De este modo, la democracia se convierte en este esperpento cuando se deshumaniza al adversario y se traspasan todas las líneas rojas de respeto al otro. Y también cuando no se ponen límites a aquellos que no creen en ella. Si generas una sociedad posmoderna que no cree en nada y lo bates con la ignorancia, la manipulación y la demagogia etnocéntrica… sale esto.
En todo caso, “esto” no se ha acabado. Mientras el asalto sucedía, la carrera por la sucesión de Trump ya había comenzado en el interior del edificio. Pence soltaba lastre para poder ser elegible dentro de 4 años…. El propio Trump, gente de su entorno u otros líderes dispuestos a tomar las riendas del movimiento que ha despertado, pueden volver en 4 años. Esto puede ser un auténtico problema para el Partido Republicano, que se debate entre su línea clásica o la línea dura inaugurada por el narcisista multimillonario. En todo caso, dentro o fuera del Partido Republicano, él o sus herederos son un grave riesgo para este. Pues si es succionado, ligará su destino a aquél. Y si no, correrá el riesgo de condenarse a la irrelevancia en el corto plazo.

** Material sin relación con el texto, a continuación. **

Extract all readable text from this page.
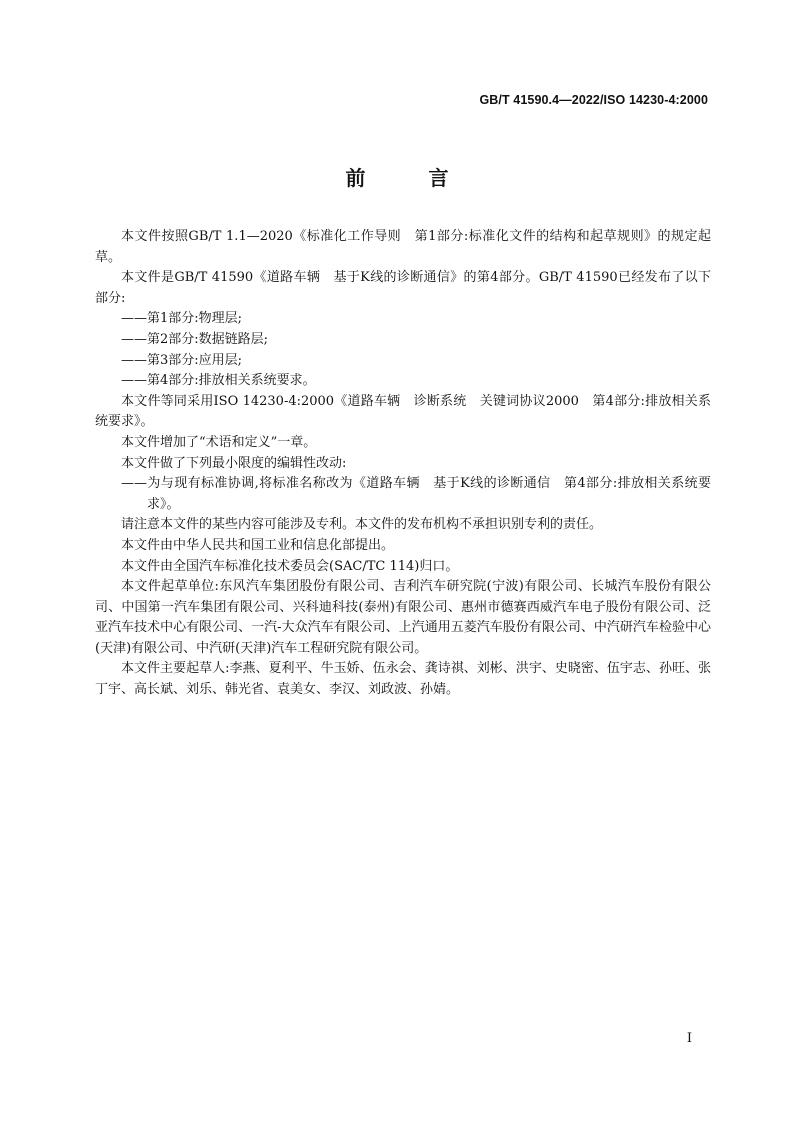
GB/T 41590.4—2022/ISO 14230-4:2000
前 言

本文件按照GB/T 1.1—2020《标准化工作导则　第1部分:标准化文件的结构和起草规则》的规定起草。

本文件是GB/T 41590《道路车辆　基于K线的诊断通信》的第4部分。GB/T 41590已经发布了以下部分:

——第1部分:物理层;

——第2部分:数据链路层;

——第3部分:应用层;

——第4部分:排放相关系统要求。

本文件等同采用ISO 14230-4:2000《道路车辆　诊断系统　关键词协议2000　第4部分:排放相关系统要求》。

本文件增加了“术语和定义”一章。

本文件做了下列最小限度的编辑性改动:

——为与现有标准协调,将标准名称改为《道路车辆　基于K线的诊断通信　第4部分:排放相关系统要求》。

请注意本文件的某些内容可能涉及专利。本文件的发布机构不承担识别专利的责任。

本文件由中华人民共和国工业和信息化部提出。

本文件由全国汽车标准化技术委员会(SAC/TC 114)归口。

本文件起草单位:东风汽车集团股份有限公司、吉利汽车研究院(宁波)有限公司、长城汽车股份有限公司、中国第一汽车集团有限公司、兴科迪科技(泰州)有限公司、惠州市德赛西威汽车电子股份有限公司、泛亚汽车技术中心有限公司、一汽-大众汽车有限公司、上汽通用五菱汽车股份有限公司、中汽研汽车检验中心(天津)有限公司、中汽研(天津)汽车工程研究院有限公司。

本文件主要起草人:李燕、夏利平、牛玉娇、伍永会、龚诗祺、刘彬、洪宇、史晓密、伍宇志、孙旺、张丁宇、高长斌、刘乐、韩光省、袁美女、李汉、刘政波、孙婧。

I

No, esto no se ha terminado. Más bien, es posible vislumbrar que esto no ha hecho más que empezar. Porque es cierto que los excesos de Trump han provocado una ola de rechazo que han acelerado su caída, pero las semillas que ha sembrado, resucitando los fantasmas de las peores tradiciones del Estados Unidos más profundo, pueden encontrar en los próximos años tierra fértil donde agarrar. Más aún porque Biden no resolverá las raíces del problema (la desigualdad socioeconómica) y seguirá “provocando” a este sector utilizando simbólica pero inoperativamente a las minorías (sin resolver realmente sus problemas, pero aparentando que las atiende, generando el efecto rebote en el supremacismo y la dinámica de la “queja de los blancos”. Pero también porque, como se tratará, este nacionalpopulismo de extrema derecha supone un peligroso antecedente, y más aún en medio de esta pandemia, para una respuesta que derive dentro de pocos años en ecoautoritarismos nacionalistas cuando el cuento del capitalismo verde de Biden no funcione. ¿O creen que las oligarquías nacionales renunciarán a utilizar a estos energúmenos para defenderse cuando el colapso sea inminente? Ahí veremos cuántos neoliberales siguen siendo globalistas. Y cuántos suspiran por un Trump en el Capitolio.